Théâtre : Bendouda sonne la fin de la gestion bureaucratique
La ministre de la Culture et des Arts lance une refonte totale du secteur théâtral et annonce des budgets revalorisés pour 2026. « Les théâtres ne peuvent rester des murs sourds », a-t-elle martelé lundi devant les directeurs régionaux réunis au Palais de la culture Moufdi Zakaria.
C’est une révolution culturelle que la ministre de la Culture et des Arts, Malika Bendouda, entend initier. Face aux directeurs des théâtres régionaux réunis en conclave national au Palais de la culture Moufdi Zakaria d’Alger, la ministre a dévoilé les contours d’une politique théâtrale radicalement nouvelle, marquant une rupture assumée avec des décennies de gestion administrative figée. « La crise réelle n’est pas seulement dans les salles ou les lois, mais dans l’absence d’initiative », a affirmé la ministre dans un discours empreint de franchise. Posant les questions fondamentales de « pour qui produisons-nous ? » et « quel impact laissons-nous ? », Malika Bendouda a clairement signifié que l’ère du théâtre-vitrine était révolue. Désormais, les établissements publics devront justifier leur existence par leur rayonnement et leur utilité sociale. Cette vision s’accompagne d’un arsenal de mesures concrètes. Le communiqué qui a sanctionné la réunion annonce « une série de décisions financières et de gestion », à commencer par des « subventions financières immédiates pour la production de nouvelles œuvres théâtrales et l’amélioration de la situation actuelle des institutions ». Plus stratégique encore, « il a été officiellement décidé d’augmenter les budgets des théâtres en contrepartie des obligations de service public pour l’année 2026 ». Un signal fort dans un contexte de contraintes budgétaires.
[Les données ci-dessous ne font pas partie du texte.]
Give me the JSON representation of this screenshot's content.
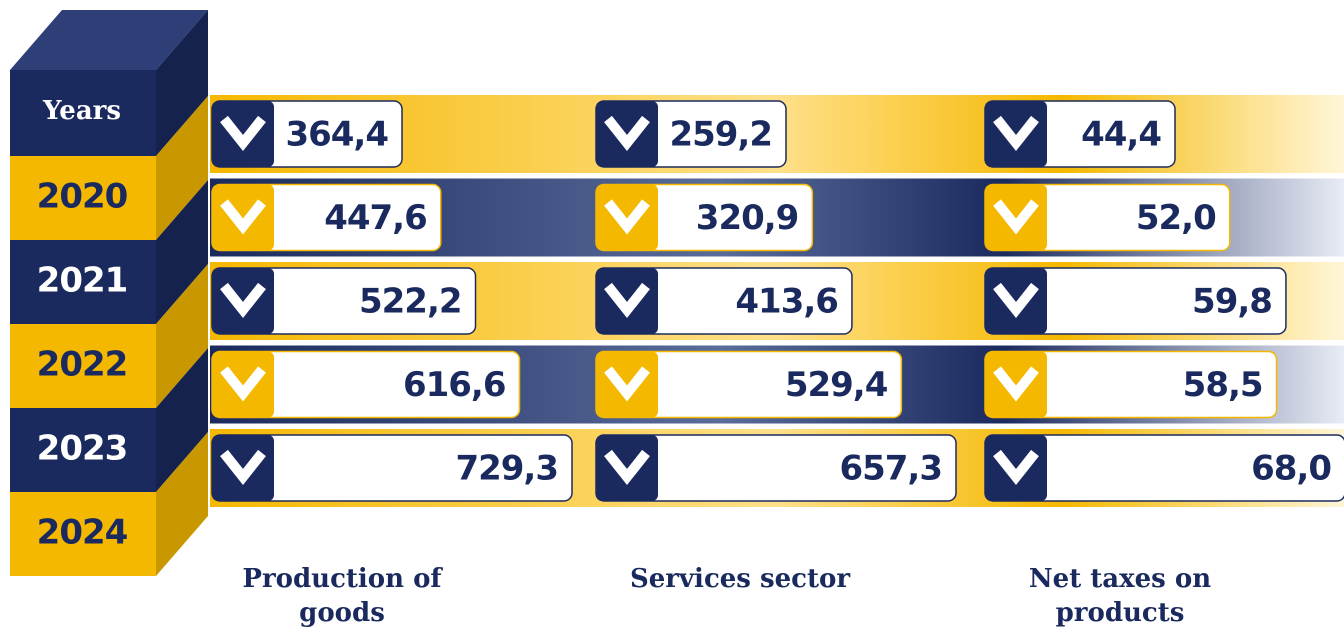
{
  "chart_data": {
    "type": "bar",
    "orientation": "horizontal",
    "header": "Years",
    "categories": [
      "2020",
      "2021",
      "2022",
      "2023",
      "2024"
    ],
    "series": [
      {
        "name": "Production of goods",
        "values": [
          364.4,
          447.6,
          522.2,
          616.6,
          729.3
        ],
        "value_labels": [
          "364,4",
          "447,6",
          "522,2",
          "616,6",
          "729,3"
        ]
      },
      {
        "name": "Services sector",
        "values": [
          259.2,
          320.9,
          413.6,
          529.4,
          657.3
        ],
        "value_labels": [
          "259,2",
          "320,9",
          "413,6",
          "529,4",
          "657,3"
        ]
      },
      {
        "name": "Net taxes on products",
        "values": [
          44.4,
          52.0,
          59.8,
          58.5,
          68.0
        ],
        "value_labels": [
          "44,4",
          "52,0",
          "59,8",
          "58,5",
          "68,0"
        ]
      }
    ]
  }
}
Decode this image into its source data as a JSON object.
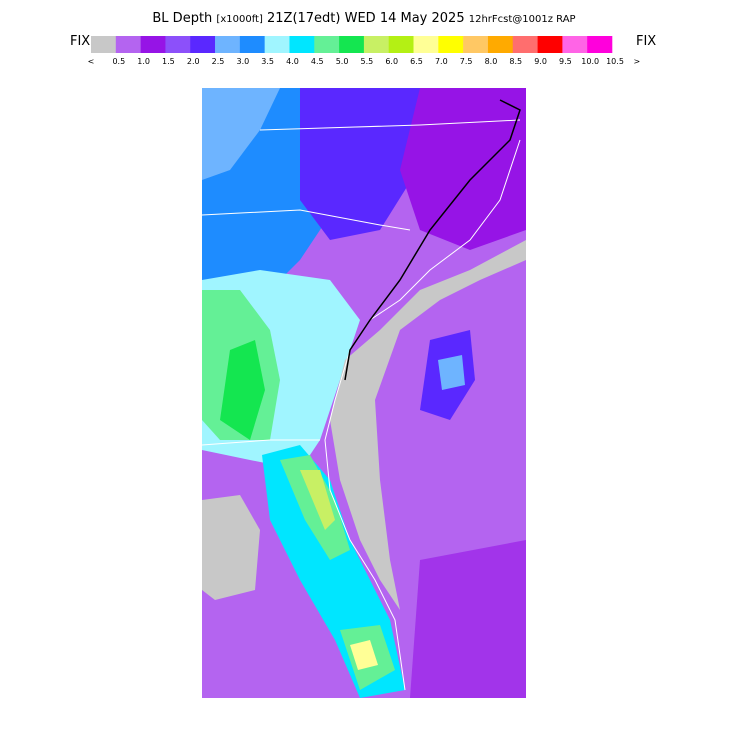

Mais au-delà de l’injection financière, c’est toute l’architecture institutionnelle qui est repensée. La ministre a annoncé « le lancement d’une opération majeure de restructuration du secteur théâtral, couronnée par la création d’un organisme national du théâtre ». Cette instance, dont les contours restent à préciser, devrait centraliser la stratégie nationale et coordonner l’action des structures régionales.
Contrats de performance
Le ton du discours ministériel ne laisse aucune place à l’ambiguïté. « Les théâtres ne peuvent rester des murs sourds, ce sont des espaces de dialogue sociétal et d’expérimentation artistique audacieuse », a martelé Malika Bendouda, ajoutant que « la prochaine étape est celle du contrat de performance : la confiance contre la responsabilité, le soutien contre des résultats tangibles ». Les directeurs sont ainsi prévenus : les moyens seront là, mais les résultats devront suivre. Les directives adressées aux gestionnaires dessinent un cahier des charges ambitieux. Fini la programmation routinière : les théâtres devront désormais établir une « planification stratégique » articulée autour de quatre piliers. L’efficacité financière d’abord, avec « une gestion rationnelle des ressources » et la recherche de « financements et partenariats d’investissement en plus des subventions de l’État ». La qualité artistique ensuite, imposant « une programmation régulière de spectacles répondant à des critères artistiques rigoureux », avec une révision des mécanismes des comités artistiques pour garantir la production d’œuvres capables de « reconquérir le public dans les salles » et d’assurer « une présence qualitative et honorable du théâtre algérien dans les manifestations et festivals internationaux ».
L’ouverture constitue le troisième axe, transformant les théâtres en « incubateurs pour les troupes indépendantes et les créateurs », tout en consolidant « le partenariat avec le secteur de l’éducation pour faire du théâtre un parcours éducatif durable ». Enfin, le développement des infrastructures exige « un suivi assidu des opérations de rénovation et d’équipement », avec le dépôt de demandes d’investissement pour les bâtiments endommagés dans le cadre de la loi de finances. Cette refonte intervient dans un contexte de crise larvée du théâtre public algérien, confronté depuis des années à la désaffection du public, au vieillissement des infrastructures et à une création jugée parfois inégale. En imposant une logique de résultats et en promettant les moyens afférents, la ministre semble parier sur un électrochoc salutaire. Reste à savoir si les structures, longtemps habituées au fonctionnement administratif classique, sauront opérer la mue exigée.
En clôture de cette rencontre, Malika Bendouda a invité les directeurs à « penser hors du cadre » et à libérer l’action théâtrale des contraintes bureaucratiques, « pour construire un théâtre à la hauteur des aspirations du peuple algérien et de son identité séculaire ». Un appel qui sonne comme un ultimatum bienveillant : se réinventer ou disparaître.